Karena Maharani sudah menolaknya, jadi Aksa harus mulai mencari kandidat lain untuk dijadikan calon istri. Tadi pagi, Aksa sudah bicara pada Sashi dan meminta adiknya itu untuk mengenalkan Aksa dengan keturunan-keturunan bangsawan lain. Hanya saja, kali ini Sashi menolaknya mentah-mentah, dan malahan menghasut Aksa supaya membantah perintah Bunda. Perkataan Sashi tadi pagi bahkan masih terngiang-ngiang di kepala Aksa,
"Coba, sekali-kali Mas Aksa nyari calon istri sendiri, yang sesuai sama kriteria yang Mas Aksa pengin, bukan yang Mama pengin. Bisa, kan? Pasti banyak cewek-cewek cantik nan baik hati di luaran sana," kata Sashi, nada suaranya berapi-api dengan mata membara. "Mas Aksa suka cewek yang pinter masak, kan?

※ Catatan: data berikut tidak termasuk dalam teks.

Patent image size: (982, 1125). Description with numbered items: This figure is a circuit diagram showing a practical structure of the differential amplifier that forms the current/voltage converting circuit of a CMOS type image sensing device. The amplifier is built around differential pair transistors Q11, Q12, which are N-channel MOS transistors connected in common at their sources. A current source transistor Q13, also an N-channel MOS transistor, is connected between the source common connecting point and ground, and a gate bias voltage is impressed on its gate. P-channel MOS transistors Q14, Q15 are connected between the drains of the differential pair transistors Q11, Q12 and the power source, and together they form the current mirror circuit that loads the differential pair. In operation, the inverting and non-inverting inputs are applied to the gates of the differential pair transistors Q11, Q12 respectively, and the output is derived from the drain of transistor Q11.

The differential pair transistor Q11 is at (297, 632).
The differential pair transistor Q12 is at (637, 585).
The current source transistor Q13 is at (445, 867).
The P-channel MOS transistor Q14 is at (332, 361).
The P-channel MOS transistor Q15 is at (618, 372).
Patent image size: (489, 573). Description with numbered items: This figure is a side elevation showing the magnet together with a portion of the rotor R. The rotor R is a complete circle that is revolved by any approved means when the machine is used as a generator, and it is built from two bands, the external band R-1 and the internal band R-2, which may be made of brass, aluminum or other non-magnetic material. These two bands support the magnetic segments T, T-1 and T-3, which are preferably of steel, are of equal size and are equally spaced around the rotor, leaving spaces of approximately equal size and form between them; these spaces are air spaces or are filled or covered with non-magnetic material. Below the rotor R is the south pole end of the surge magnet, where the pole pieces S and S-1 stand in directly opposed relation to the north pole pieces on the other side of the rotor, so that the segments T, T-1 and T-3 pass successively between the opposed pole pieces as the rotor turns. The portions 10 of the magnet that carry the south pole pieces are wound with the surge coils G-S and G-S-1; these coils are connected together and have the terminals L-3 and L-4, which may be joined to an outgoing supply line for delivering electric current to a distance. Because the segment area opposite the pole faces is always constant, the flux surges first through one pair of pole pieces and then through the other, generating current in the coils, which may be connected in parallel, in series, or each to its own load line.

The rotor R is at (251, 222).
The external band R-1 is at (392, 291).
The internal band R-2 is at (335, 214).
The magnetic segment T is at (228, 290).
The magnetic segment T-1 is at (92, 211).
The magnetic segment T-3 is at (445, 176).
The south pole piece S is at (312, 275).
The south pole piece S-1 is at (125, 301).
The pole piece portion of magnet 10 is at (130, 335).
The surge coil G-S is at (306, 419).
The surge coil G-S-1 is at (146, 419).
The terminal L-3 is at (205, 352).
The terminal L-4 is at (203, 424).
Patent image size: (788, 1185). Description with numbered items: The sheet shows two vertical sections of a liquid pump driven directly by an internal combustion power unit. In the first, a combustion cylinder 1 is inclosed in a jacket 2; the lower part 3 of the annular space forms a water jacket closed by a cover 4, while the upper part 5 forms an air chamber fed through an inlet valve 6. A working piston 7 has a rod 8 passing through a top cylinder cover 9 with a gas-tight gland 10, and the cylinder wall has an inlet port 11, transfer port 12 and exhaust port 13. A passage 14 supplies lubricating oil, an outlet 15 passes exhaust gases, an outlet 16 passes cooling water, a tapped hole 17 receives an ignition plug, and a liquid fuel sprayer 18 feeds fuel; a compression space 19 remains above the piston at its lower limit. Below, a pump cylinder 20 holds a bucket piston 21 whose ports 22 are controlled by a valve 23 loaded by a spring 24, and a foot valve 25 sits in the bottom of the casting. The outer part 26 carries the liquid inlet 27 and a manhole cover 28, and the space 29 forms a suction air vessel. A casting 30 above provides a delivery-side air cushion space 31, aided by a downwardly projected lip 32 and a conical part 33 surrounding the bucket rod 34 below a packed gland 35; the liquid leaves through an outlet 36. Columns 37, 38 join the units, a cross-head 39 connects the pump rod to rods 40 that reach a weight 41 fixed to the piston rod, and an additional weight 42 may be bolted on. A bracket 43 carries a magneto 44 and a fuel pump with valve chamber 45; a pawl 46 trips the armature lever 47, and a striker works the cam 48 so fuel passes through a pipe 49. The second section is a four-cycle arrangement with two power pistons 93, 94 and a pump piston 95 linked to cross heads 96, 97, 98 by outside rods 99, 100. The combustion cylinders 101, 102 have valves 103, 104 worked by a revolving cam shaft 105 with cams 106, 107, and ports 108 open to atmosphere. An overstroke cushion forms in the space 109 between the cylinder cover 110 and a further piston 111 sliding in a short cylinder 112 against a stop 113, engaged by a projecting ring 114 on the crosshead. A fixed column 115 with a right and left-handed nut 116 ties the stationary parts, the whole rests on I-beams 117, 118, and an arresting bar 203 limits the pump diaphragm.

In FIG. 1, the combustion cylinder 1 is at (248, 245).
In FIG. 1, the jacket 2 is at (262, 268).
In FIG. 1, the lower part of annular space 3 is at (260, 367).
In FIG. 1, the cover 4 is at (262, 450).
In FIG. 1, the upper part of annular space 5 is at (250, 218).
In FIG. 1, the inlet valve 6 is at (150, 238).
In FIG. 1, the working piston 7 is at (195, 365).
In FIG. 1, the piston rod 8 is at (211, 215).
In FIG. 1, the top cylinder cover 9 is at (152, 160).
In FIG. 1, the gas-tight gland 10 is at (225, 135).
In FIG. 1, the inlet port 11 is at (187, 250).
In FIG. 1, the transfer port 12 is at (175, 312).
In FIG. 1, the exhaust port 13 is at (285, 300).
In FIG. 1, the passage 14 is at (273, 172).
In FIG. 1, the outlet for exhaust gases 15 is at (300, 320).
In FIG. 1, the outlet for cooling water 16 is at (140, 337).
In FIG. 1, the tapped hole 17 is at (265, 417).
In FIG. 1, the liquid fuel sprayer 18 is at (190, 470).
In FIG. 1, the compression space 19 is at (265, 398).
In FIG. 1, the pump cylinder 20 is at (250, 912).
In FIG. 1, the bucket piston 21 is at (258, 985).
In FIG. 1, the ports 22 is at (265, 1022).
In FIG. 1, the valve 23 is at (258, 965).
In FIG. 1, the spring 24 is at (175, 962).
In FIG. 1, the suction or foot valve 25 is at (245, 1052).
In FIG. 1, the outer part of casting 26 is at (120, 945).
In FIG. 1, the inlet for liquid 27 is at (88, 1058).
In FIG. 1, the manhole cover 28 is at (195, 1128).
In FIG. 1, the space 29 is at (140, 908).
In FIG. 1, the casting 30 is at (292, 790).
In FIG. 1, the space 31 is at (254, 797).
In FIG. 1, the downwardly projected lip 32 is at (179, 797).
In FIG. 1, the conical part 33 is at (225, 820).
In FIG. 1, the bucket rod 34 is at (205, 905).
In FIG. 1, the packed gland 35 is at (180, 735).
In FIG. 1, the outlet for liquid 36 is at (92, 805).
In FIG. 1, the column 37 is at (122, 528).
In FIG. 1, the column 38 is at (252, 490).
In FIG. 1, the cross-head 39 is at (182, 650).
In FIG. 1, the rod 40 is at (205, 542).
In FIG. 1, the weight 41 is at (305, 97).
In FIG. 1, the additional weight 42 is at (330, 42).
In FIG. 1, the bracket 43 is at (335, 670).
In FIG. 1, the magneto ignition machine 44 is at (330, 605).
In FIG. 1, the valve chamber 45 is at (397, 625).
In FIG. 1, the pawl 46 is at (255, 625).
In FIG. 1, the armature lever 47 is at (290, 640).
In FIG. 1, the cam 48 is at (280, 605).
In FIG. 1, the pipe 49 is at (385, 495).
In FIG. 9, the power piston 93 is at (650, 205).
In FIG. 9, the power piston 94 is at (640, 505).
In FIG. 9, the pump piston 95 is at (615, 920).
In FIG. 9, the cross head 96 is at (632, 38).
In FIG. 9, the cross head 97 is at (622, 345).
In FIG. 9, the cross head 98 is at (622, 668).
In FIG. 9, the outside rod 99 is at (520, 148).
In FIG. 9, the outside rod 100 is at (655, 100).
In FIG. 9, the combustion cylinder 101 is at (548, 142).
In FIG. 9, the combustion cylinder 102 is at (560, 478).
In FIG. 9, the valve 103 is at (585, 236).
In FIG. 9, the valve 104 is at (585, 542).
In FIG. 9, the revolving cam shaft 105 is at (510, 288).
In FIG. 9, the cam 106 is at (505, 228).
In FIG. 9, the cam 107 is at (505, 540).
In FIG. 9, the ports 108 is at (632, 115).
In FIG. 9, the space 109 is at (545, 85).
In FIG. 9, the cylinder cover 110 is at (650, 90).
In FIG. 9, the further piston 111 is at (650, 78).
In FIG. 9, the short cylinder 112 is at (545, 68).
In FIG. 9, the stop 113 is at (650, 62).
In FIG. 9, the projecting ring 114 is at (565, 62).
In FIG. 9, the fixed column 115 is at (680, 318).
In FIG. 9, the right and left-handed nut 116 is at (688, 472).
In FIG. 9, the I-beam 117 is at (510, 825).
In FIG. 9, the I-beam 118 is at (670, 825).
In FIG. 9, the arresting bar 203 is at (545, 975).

Kenapa nggak nyoba aja bikin acara kontes masak dan Mas Aksa yang jadi juri?"
Aksa, cuma bisa menatap Sashi bingung sambil geleng-geleng kepala. "Kamu kerasukan apa sih? Kenapa jadi aneh gini tingkahnya?" Aksa bahkan menatap Naren meminta penjelasan.
"Aku juga nggak tahu Mas. Jangankan Mas Aksa, aku sendiri aja nggak tahu kenapa dia jadi sering banget marah-marah," balas Naren, nadanya terdengar pasrah. "Kena gejala baby blues kali."
"Eh, nggak boleh asal mendiagnosa ya!" Sashi memukul lengan Naren keras. "Aku lagi mikirin masa depannya Mas Aksa tahu nggak! Aku nggak mau Mas Aksa asal milih cewek buat dijadiin istri. Emangnya istri itu barang di supermarket apa."
Aksa tersenyum tipis melihat tingkah Sashi. Aksa tahu jika Sashi sangat menyayanginya. Hanya saja, Aksa juga tidak bisa menikah tanpa persetujuan Bunda. Lagi pula, Aksa tidak sedang dekat dengan cewek mana pun, dan sedang malas juga menjalin hubungan asmara. Hati Aksa seperti mati rasa. Atau memang sudah kehilangan kemampuannya untuk merasa?
"Udahlah, nggak usah berantem lagi," kata Aksa kalem. Senyum tipisnya terlukis. "Aku, akan berusaha nyari calon istri sendiri. Kalau enggak berhasil juga, mungkin aku bakal berpikir buat operasi plastik biar mirip aktor Korea Selatan."
"Kalau bisa jadi mirip Lee Jong Suk Mas!" balas Sashi antusias. Jiwa fangirlnya pasti bangkit karena gurauan Aksa. "Lagian, bibir Mas Aksa udah seksi, tinggal mukanya aja sedikit dikotakin. Asal jangan kebanyakan, nanti malah mirip spongebob."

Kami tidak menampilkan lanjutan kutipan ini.